Now, Little Big Pictures has backed down, releasing a statement today apologizing for the move and saying “a smooth agreement with minimal cost” had been reached. Contents Panda also put out a statement saying it had negotiated compensation with distributors who had pre-bought the film and that the VOD release could now go ahead. You can read more from the statements below.
Netflix did not release a statement but did confirm that the film was cleared to launch on its platform, on an as-yet unspecified new date.
Time To Hunt, which premiered at the Berlinale this year, was written and directed by Sung-hyun Yoon. The film stars Lee Je Hoon, Choi Woo Shik, Ahn Jae Hong, and Park Jung Min. Set in a near future, it follows a group of young people who commit crimes to survive in a Korea hit by financial crisis.
“First of all, we are deeply sorry to those who have been interested in Time To Hunt. As the distributor of the film, we feel sorry and responsible for the confusion being caused,” read the Little Big Pictures statement. “We thought the worldwide streaming premiere over 190 countries on Netflix could be a good way to promote Korean films, production staff, directors and actors to the world. However, due to the impractical progress, we unilaterally sent a notice of termination while ignoring the achievement of Contents Panda, the world sales agent, who highly contributed in world sales over a year, and we received the restraining order from the court. We respect the court’s decision and ask for an apology from Contents Panda,” it continued.

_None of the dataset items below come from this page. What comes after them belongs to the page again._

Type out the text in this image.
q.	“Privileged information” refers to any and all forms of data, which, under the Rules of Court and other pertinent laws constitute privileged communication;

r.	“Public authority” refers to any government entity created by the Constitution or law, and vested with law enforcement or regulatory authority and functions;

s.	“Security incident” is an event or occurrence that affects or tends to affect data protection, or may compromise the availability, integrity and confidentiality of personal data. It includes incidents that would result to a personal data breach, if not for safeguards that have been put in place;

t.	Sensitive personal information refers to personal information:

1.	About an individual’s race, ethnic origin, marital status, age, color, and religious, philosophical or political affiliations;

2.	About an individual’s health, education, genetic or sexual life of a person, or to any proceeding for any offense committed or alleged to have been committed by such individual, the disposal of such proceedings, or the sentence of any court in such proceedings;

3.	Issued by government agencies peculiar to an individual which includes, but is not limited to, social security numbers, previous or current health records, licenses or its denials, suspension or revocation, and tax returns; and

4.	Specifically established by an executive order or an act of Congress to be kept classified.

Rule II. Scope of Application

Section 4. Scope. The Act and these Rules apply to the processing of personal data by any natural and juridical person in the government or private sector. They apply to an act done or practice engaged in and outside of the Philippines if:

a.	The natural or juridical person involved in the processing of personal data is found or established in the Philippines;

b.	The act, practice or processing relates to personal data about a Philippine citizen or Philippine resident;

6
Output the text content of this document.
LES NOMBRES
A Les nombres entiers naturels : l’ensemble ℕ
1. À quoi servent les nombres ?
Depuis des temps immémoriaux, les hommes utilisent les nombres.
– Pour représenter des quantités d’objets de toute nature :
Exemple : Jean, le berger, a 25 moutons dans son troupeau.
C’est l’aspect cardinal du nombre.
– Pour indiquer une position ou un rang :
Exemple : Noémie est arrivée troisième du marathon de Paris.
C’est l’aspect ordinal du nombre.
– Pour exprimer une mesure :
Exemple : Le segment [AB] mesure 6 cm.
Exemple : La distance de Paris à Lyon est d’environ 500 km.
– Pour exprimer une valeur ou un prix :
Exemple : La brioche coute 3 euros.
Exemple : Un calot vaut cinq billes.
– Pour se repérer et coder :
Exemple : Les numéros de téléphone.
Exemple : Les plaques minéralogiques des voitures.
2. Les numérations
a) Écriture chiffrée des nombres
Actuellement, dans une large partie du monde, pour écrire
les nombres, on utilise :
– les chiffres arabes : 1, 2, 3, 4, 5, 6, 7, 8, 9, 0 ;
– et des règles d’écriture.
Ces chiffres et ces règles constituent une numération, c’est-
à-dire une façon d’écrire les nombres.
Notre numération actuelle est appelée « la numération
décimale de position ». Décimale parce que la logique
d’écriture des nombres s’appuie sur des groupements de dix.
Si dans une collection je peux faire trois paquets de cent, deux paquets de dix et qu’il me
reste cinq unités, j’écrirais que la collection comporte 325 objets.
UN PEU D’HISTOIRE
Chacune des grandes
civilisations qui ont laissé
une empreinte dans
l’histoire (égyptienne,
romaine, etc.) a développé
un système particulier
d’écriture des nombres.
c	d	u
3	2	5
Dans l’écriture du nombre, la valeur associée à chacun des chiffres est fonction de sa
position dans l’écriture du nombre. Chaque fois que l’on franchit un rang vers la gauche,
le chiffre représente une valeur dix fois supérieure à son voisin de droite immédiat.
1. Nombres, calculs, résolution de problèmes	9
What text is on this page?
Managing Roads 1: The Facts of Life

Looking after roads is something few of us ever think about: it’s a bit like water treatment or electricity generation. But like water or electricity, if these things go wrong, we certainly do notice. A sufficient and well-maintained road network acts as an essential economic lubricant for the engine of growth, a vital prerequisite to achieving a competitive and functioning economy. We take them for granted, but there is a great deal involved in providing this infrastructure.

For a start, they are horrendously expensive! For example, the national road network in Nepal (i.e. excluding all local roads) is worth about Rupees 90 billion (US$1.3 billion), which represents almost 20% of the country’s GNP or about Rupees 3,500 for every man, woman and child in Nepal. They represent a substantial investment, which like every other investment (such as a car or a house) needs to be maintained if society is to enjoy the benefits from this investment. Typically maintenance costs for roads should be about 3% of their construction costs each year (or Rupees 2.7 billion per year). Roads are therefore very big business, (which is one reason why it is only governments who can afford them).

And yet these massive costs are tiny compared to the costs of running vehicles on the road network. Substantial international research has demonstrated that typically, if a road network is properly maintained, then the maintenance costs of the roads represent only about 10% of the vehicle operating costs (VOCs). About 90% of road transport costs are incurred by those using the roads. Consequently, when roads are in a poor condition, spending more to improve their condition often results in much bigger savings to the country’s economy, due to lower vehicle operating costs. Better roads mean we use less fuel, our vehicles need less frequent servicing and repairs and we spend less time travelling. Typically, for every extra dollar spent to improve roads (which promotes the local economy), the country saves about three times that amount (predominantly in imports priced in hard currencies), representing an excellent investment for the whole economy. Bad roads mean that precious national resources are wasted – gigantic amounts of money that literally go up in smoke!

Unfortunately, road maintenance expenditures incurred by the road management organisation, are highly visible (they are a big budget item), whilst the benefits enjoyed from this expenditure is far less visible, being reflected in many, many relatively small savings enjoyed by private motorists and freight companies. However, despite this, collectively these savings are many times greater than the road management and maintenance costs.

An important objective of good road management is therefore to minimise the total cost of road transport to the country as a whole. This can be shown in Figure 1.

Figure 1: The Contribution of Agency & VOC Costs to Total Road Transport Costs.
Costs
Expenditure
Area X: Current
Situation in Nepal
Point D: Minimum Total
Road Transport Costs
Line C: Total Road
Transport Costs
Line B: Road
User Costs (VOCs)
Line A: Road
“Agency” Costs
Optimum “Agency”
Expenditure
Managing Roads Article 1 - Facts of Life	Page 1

“Since signing an overseas sales contract with Little Big Pictures in January last year, we have faithfully fulfilled our responsibilities to promote the film to the world,” as stated by Contents Panda. “When the common sense procedure was ignored and the contract was terminated, we confirmed our legitimate rights and obligations with the court, in order to prevent our trust with overseas buyers who signed the contract believing in the legitimate rights of Content Panda and to protect ourselves from being undermined by speculation based on false information. Since then, after renegotiating with overseas buyers, we have reached an agreement with Little Big Pictures to withdraw injunction and to assure that there is no problem to release Time To Hunt through Netflix.”